James Brown: For me Seroquel has been something of a miracle drug and helpful in maintaining my sobriety. As I’m sure you already know it’s categorized as an antipsychotic and classified as a “major tranquilizer,” as opposed to the “minor tranquilizers,” typically members of the benzodiazepine family. Why Seroquel has become a drug of abuse, I have no idea, because it doesn’t get you high, at least not for me, and there’s no sense of the euphoria associated with Valium and Xanax. Why there’s this big push (all the TV ads) to prescribe it for those suffering from depression, I also have no idea, other than the obvious, which is to make the pharmaceutical companies more money. Seroquel is potent stuff, and was prescribed to me for manic-depression (I prefer this term because it more aptly describes the nature of the illness than the euphemistic “bipolar”), post-traumatic stress syndrome and mild schizophrenia.

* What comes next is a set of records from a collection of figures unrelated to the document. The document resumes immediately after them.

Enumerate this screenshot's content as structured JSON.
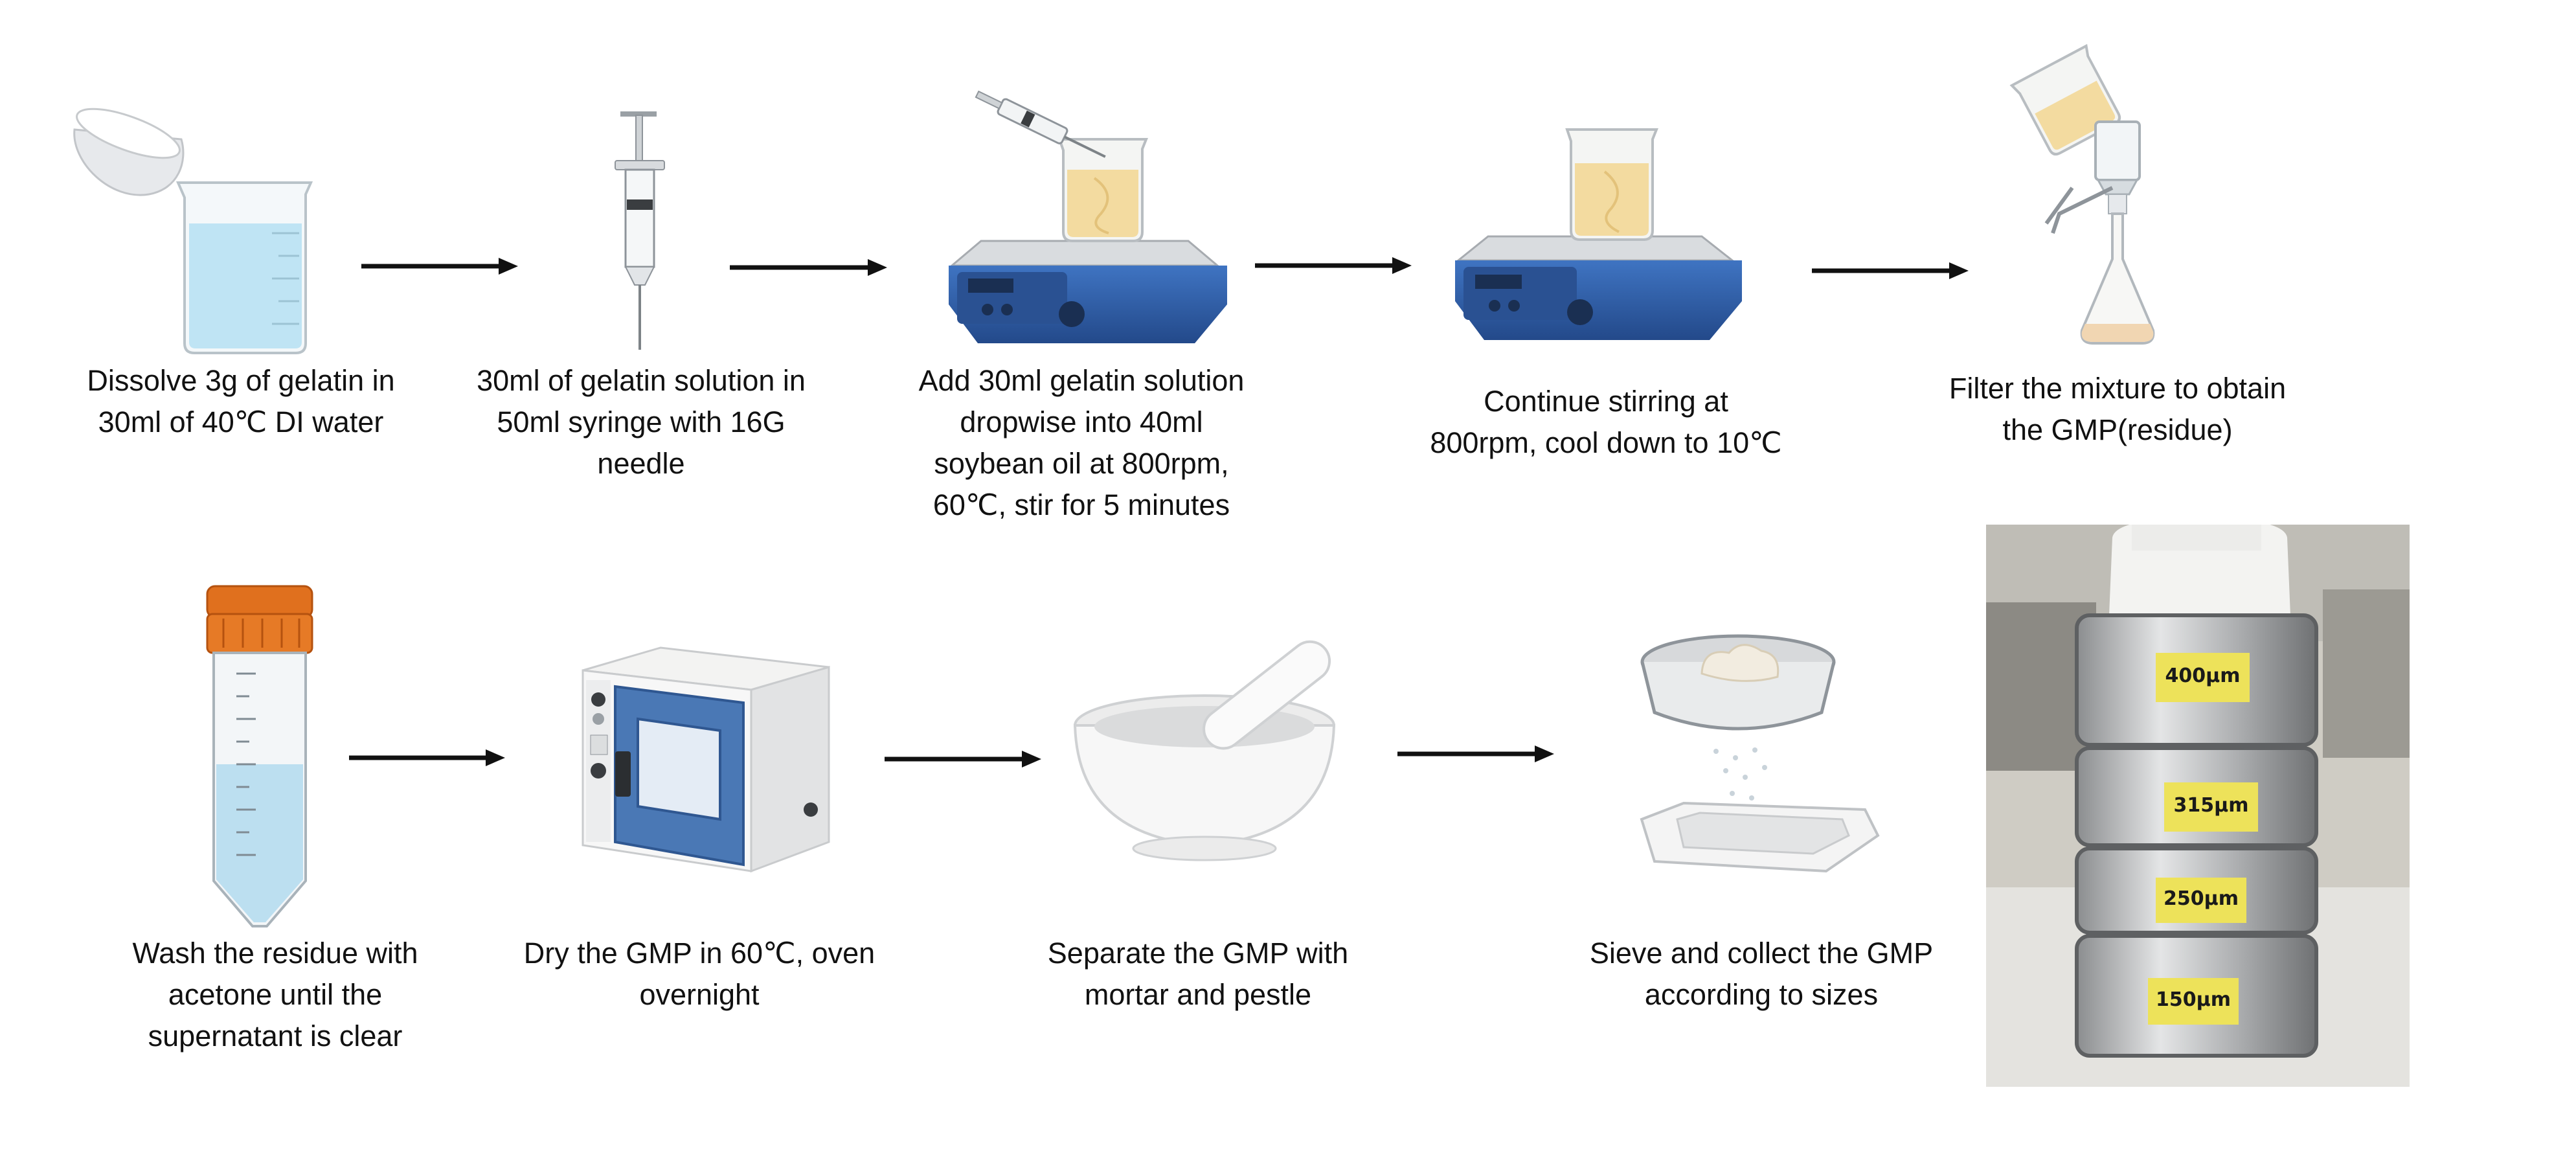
{
  "steps": [
    {
      "lines": [
        "Dissolve 3g of gelatin in",
        "30ml of 40℃ DI water"
      ],
      "icon": "beaker-with-dish-icon"
    },
    {
      "lines": [
        "30ml of gelatin solution in",
        "50ml syringe with 16G",
        "needle"
      ],
      "icon": "syringe-icon"
    },
    {
      "lines": [
        "Add 30ml gelatin solution",
        "dropwise into 40ml",
        "soybean oil at 800rpm,",
        "60℃, stir for 5 minutes"
      ],
      "icon": "hotplate-syringe-icon"
    },
    {
      "lines": [
        "Continue stirring at",
        "800rpm, cool down to 10℃"
      ],
      "icon": "hotplate-stirrer-icon"
    },
    {
      "lines": [
        "Filter the mixture to obtain",
        "the GMP(residue)"
      ],
      "icon": "vacuum-filter-icon"
    },
    {
      "lines": [
        "Wash the residue with",
        "acetone until the",
        "supernatant is clear"
      ],
      "icon": "centrifuge-tube-icon"
    },
    {
      "lines": [
        "Dry the GMP in 60℃, oven",
        "overnight"
      ],
      "icon": "drying-oven-icon"
    },
    {
      "lines": [
        "Separate the GMP with",
        "mortar and pestle"
      ],
      "icon": "mortar-pestle-icon"
    },
    {
      "lines": [
        "Sieve and collect the GMP",
        "according to sizes"
      ],
      "icon": "sieve-tray-icon"
    }
  ],
  "photo": {
    "sieve_labels": [
      "400μm",
      "315μm",
      "250μm",
      "150μm"
    ]
  },
  "colors": {
    "water": "#bfe4f4",
    "gelatin": "#f3dba0",
    "hotplate": "#2f5fa8",
    "tube_cap": "#e0701e",
    "oven_door": "#4a78b5",
    "label_tape": "#ede25a"
  }
}
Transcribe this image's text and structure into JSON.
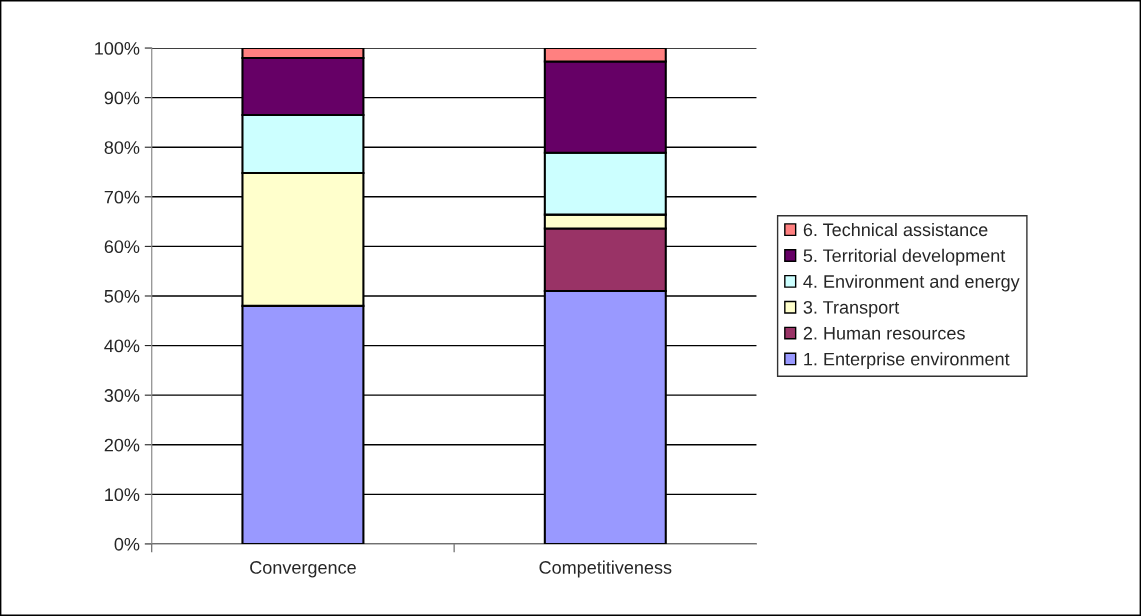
{
  "chart_data": {
    "type": "bar",
    "stacked": true,
    "categories": [
      "Convergence",
      "Competitiveness"
    ],
    "series": [
      {
        "name": "1. Enterprise environment",
        "color": "#9999ff",
        "values": [
          48,
          51
        ]
      },
      {
        "name": "2. Human resources",
        "color": "#993366",
        "values": [
          0,
          12.6
        ]
      },
      {
        "name": "3. Transport",
        "color": "#ffffcc",
        "values": [
          26.8,
          2.8
        ]
      },
      {
        "name": "4. Environment and energy",
        "color": "#ccffff",
        "values": [
          11.7,
          12.5
        ]
      },
      {
        "name": "5. Territorial development",
        "color": "#660066",
        "values": [
          11.5,
          18.4
        ]
      },
      {
        "name": "6. Technical assistance",
        "color": "#ff8080",
        "values": [
          2.0,
          2.7
        ]
      }
    ],
    "ylim": [
      0,
      100
    ],
    "yticks": [
      {
        "value": 0,
        "label": "0%"
      },
      {
        "value": 10,
        "label": "10%"
      },
      {
        "value": 20,
        "label": "20%"
      },
      {
        "value": 30,
        "label": "30%"
      },
      {
        "value": 40,
        "label": "40%"
      },
      {
        "value": 50,
        "label": "50%"
      },
      {
        "value": 60,
        "label": "60%"
      },
      {
        "value": 70,
        "label": "70%"
      },
      {
        "value": 80,
        "label": "80%"
      },
      {
        "value": 90,
        "label": "90%"
      },
      {
        "value": 100,
        "label": "100%"
      }
    ],
    "grid": "y",
    "legend": "right"
  }
}
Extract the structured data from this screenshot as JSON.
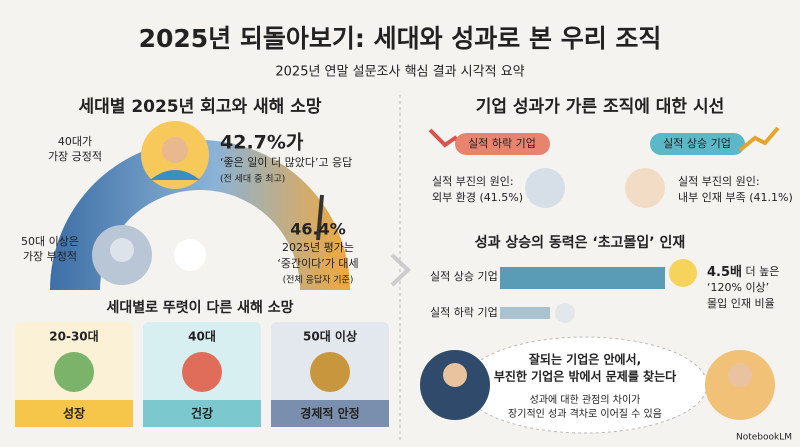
{
  "header": {
    "title": "2025년 되돌아보기: 세대와 성과로 본 우리 조직",
    "subtitle": "2025년 연말 설문조사 핵심 결과 시각적 요약"
  },
  "left": {
    "title": "세대별 2025년 회고와 새해 소망",
    "positive_label": [
      "40대가",
      "가장 긍정적"
    ],
    "stat_positive": {
      "value": "42.7%가",
      "text": "‘좋은 일이 더 많았다’고 응답",
      "note": "(전 세대 중 최고)"
    },
    "negative_label": [
      "50대 이상은",
      "가장 부정적"
    ],
    "stat_overall": {
      "value": "46.4%",
      "lines": [
        "2025년 평가는",
        "‘중간이다’가 대세"
      ],
      "note": "(전체 응답자 기준)"
    },
    "wishes": {
      "title": "세대별로 뚜렷이 다른 새해 소망",
      "cards": [
        {
          "group": "20-30대",
          "wish": "성장"
        },
        {
          "group": "40대",
          "wish": "건강"
        },
        {
          "group": "50대 이상",
          "wish": "경제적 안정"
        }
      ]
    }
  },
  "right": {
    "title": "기업 성과가 가른 조직에 대한 시선",
    "decline": {
      "tag": "실적 하락 기업",
      "cause": [
        "실적 부진의 원인:",
        "외부 환경 (41.5%)"
      ]
    },
    "rise": {
      "tag": "실적 상승 기업",
      "cause": [
        "실적 부진의 원인:",
        "내부 인재 부족 (41.1%)"
      ]
    },
    "driver": {
      "title": "성과 상승의 동력은 ‘초고몰입’ 인재",
      "bars": [
        "실적 상승 기업",
        "실적 하락 기업"
      ],
      "note": {
        "emphasis": "4.5배",
        "rest": " 더 높은",
        "lines": [
          "‘120% 이상’",
          "몰입 인재 비율"
        ]
      }
    },
    "quote": {
      "lines": [
        "잘되는 기업은 안에서,",
        "부진한 기업은 밖에서 문제를 찾는다"
      ],
      "caption": [
        "성과에 대한 관점의 차이가",
        "장기적인 성과 격차로 이어질 수 있음"
      ]
    }
  },
  "footer": "NotebookLM"
}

It took my nervous system about a week or better to adjust, with side effects of blurred vision and garbled speech, but once the sides passed the drug made a major difference in my ability to sleep without the nightmares that have plagued me for many, many years. Also, it made a big difference with the mania aspect of my mental illness, keeping my system at a relatively even keel, but I can only take it at night. If I use it during the day, I can’t function well, I can’t think clearly or quickly, and I have to be focused when I teach and write.  For depression, I use Wellbutrin, which is effective for me.  Again, I don’t understand, or agree, with the aggressive marketing of Seroquel.  It’s nothing to mess around with and should only be taken if absolutely necessary for ones mental stability.